F6: The shares reflect the automatic conversion of 311,384 shares of the Issuer's Series B Convertible Preferred Stock for 466,990 shares of the Issuer's Common Stock immediately prior to the closing of the Issuer's initial public offering.

F7: The shares reflect the automatic conversion of shares of the Issuer's Series C Convertible Preferred Stock into Common Stock on a one-for-one basis upon the closing of the Issuer's initial public offering.

F8: Notes and accrued interest in the aggregate of $108,572.10 converted automatically upon the closing of the Issuer's initial public offering into shares of Common Stock at a conversion price of $4.00, which is 80.0% of the per share price of the Common Stock sold in the Issuer's initial public offering.

F9: Notes and accrued interest in the aggregate of $2,019,445.02 converted automatically upon the closing of the Issuer's initial public offering into shares of Common Stock at a conversion price of $4.00, which is 80.0% of the per share price of the Common Stock sold in the Issuer's initial public offering.

F10: Immediately convertible into shares of the Issuer's Common Stock.

F11: These shares have no expiration date.

F12: A note with the principal amount plus accrued interest of $98,433.72 converted automatically upon the closing of the Issuer's initial public offering into shares of Common Stock at a conversion price of $4.00 which is of 80.0% of the per share price of the Common Stock sold in the Issuer's initial public offering.

F13: A note with the principal amount plus accrued interest of $1,830,866.97 converted automatically upon the closing of the Issuer's initial public offering into shares of Common Stock at a conversion price of $4.00 which is 80.0% of the per share price of the Common Stock sold in the Issuer's initial public offering.
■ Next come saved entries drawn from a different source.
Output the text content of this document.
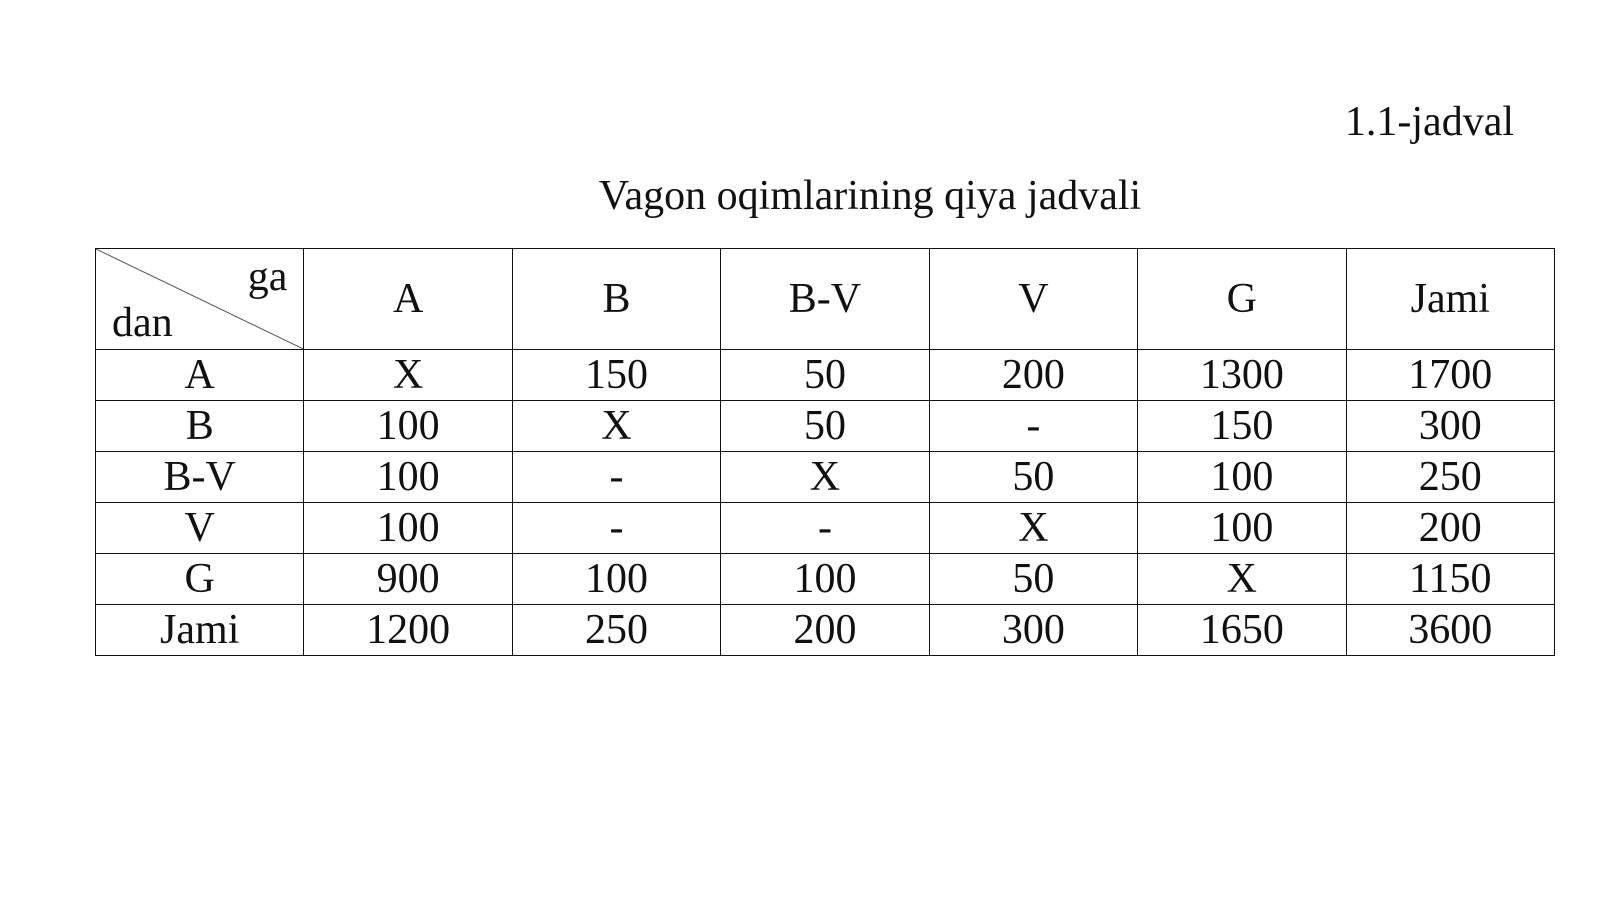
1.1-jadval
Vagon oqimlarining qiya jadvali
ga
dan	A	B	B-V	V	G	Jami
A	X	150	50	200	1300	1700
B	100	X	50	-	150	300
B-V	100	-	X	50	100	250
V	100	-	-	X	100	200
G	900	100	100	50	X	1150
Jami	1200	250	200	300	1650	3600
F14: The exercise price is $3.942 per share.

F15: Immediately exercisable prior to and contingent upon the closing of the Issuer's initial public offering.

F16: Pursuant to its terms, the warrant was to be terminated at the closing of the Issuer's initial public offering. Holder elected to net exercise the warrants immediately prior to the closing of the Issuer's initial public offering. In the event the Issuer's public offering did not occur, the warrant would have terminated on September 14, 2017, unless earlier terminated in accordance with its terms, in a liquidation or change of control transaction.

F21: These shares represent the net exercise of a warrant to purchase Series C Convertible Preferred Stock for an acquisition of 1,297 shares of Series C Convertible Preferred Stock of the Issuer.

F22: These shares represent the net exercise of a warrant to purchase Series C Convertible Preferred Stock for an acquisition of 24,130 shares of Series C Convertible Preferred Stock of the Issuer.